Water-conducting and support-giving xylem cell walls in plants are made rigid with lignin polymer that binds together the carbohydrate fibers to form a water resistant cell wall. A lot is known about monolignol biosynthesis and its regulation but there are still some fascinating points in the final steps of lignification that need elucidation. Among these are the transport of monolignols into the apoplastic space from the living cells in developing xylem, and the initiation point(s) where lignification starts in the cell corners and middle lamella. It is intriguing and most probably under tight regulation, that the lignin polymer starts forming in the cell corners and middle lamellae, furthest away from the plasma membrane, where the monomers are secreted into the apoplastic space. There the peroxidases and/or laccases oxidise monolignols to phenolic radicals that polymerise to form lignin.
Our aims are
- to clone and characterize monolignol transporters in developing xylem of Norway spruce,
- to investigate the chemical nature of the initiation sites for lignin polymerization, and
- to assess the conditions in the apoplast leading and regulating monolignol polymerization, i.e. the presence of hydrogen peroxide in the apoplastic space.

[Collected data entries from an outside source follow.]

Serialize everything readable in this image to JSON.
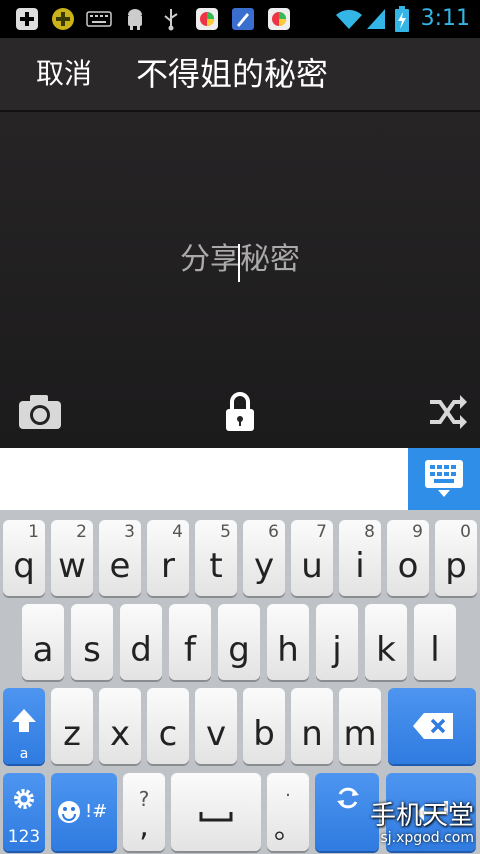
{
  "status_bar": {
    "time": "3:11",
    "icons": [
      "add-icon",
      "game-icon",
      "keyboard-icon",
      "android-icon",
      "usb-icon",
      "app-icon",
      "paint-icon",
      "app-icon",
      "wifi-icon",
      "signal-icon",
      "battery-charging-icon"
    ]
  },
  "header": {
    "cancel_label": "取消",
    "title": "不得姐的秘密"
  },
  "compose": {
    "placeholder": "分享秘密"
  },
  "keyboard": {
    "row1": [
      {
        "letter": "q",
        "num": "1"
      },
      {
        "letter": "w",
        "num": "2"
      },
      {
        "letter": "e",
        "num": "3"
      },
      {
        "letter": "r",
        "num": "4"
      },
      {
        "letter": "t",
        "num": "5"
      },
      {
        "letter": "y",
        "num": "6"
      },
      {
        "letter": "u",
        "num": "7"
      },
      {
        "letter": "i",
        "num": "8"
      },
      {
        "letter": "o",
        "num": "9"
      },
      {
        "letter": "p",
        "num": "0"
      }
    ],
    "row2": [
      "a",
      "s",
      "d",
      "f",
      "g",
      "h",
      "j",
      "k",
      "l"
    ],
    "row3": [
      "z",
      "x",
      "c",
      "v",
      "b",
      "n",
      "m"
    ],
    "shift_sub": "a",
    "settings_label": "123",
    "emoji_label": "!#",
    "punct_top": "?",
    "punct_bottom": ",",
    "period_top": "·",
    "period_bottom": "。"
  },
  "watermark": {
    "title": "手机天堂",
    "url": "sj.xpgod.com"
  },
  "colors": {
    "accent": "#2f8fe8",
    "time": "#33b5e5"
  }
}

We are approaching these goals with several different techniques to minimize the risk of failure in the experiments to unravel this unknown part in cell wall development. To address the goals, we will use our transcriptomic, proteomic and single-cell metabolomic data to select the candidate monolignol transporter genes, clone them with the Gateway technology, characterize in E.coli, and knockout these in Norway spruce seedlings with subsequent phenotyping of the transformants.

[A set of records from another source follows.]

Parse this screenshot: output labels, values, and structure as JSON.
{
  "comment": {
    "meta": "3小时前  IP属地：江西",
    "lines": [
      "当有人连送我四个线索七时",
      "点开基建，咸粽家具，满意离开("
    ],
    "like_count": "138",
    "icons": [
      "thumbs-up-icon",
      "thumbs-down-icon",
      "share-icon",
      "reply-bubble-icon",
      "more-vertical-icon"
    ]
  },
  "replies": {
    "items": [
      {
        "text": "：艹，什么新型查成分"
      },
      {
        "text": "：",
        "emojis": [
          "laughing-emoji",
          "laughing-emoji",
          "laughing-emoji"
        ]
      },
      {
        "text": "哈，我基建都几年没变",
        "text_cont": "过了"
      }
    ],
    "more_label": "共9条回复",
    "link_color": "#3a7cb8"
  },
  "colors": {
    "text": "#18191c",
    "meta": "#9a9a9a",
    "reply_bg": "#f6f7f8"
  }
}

Furthermore, the aim is to assess the lignification initiation sites with two complementary methods in wood sections: Raman spectroscopy imaging and immunocytochemistry with specific antibodies generated against prospective nucleation sites. The third aim is to analyse apoplastic metabolome with mass spectrometry and visualize hydrogen peroxide distribution in the cell wall by electron microscopy and cerium chloride staining. The project will generate knowledge on the genetic identity of monolignol transporters, their individual properties in tracheids and ray parenchymal cells, and aid in the understanding of the factors affecting spatial deposition of lignin in the cell wall, and in Norway spruce breeding programme for ‘designer lignins’.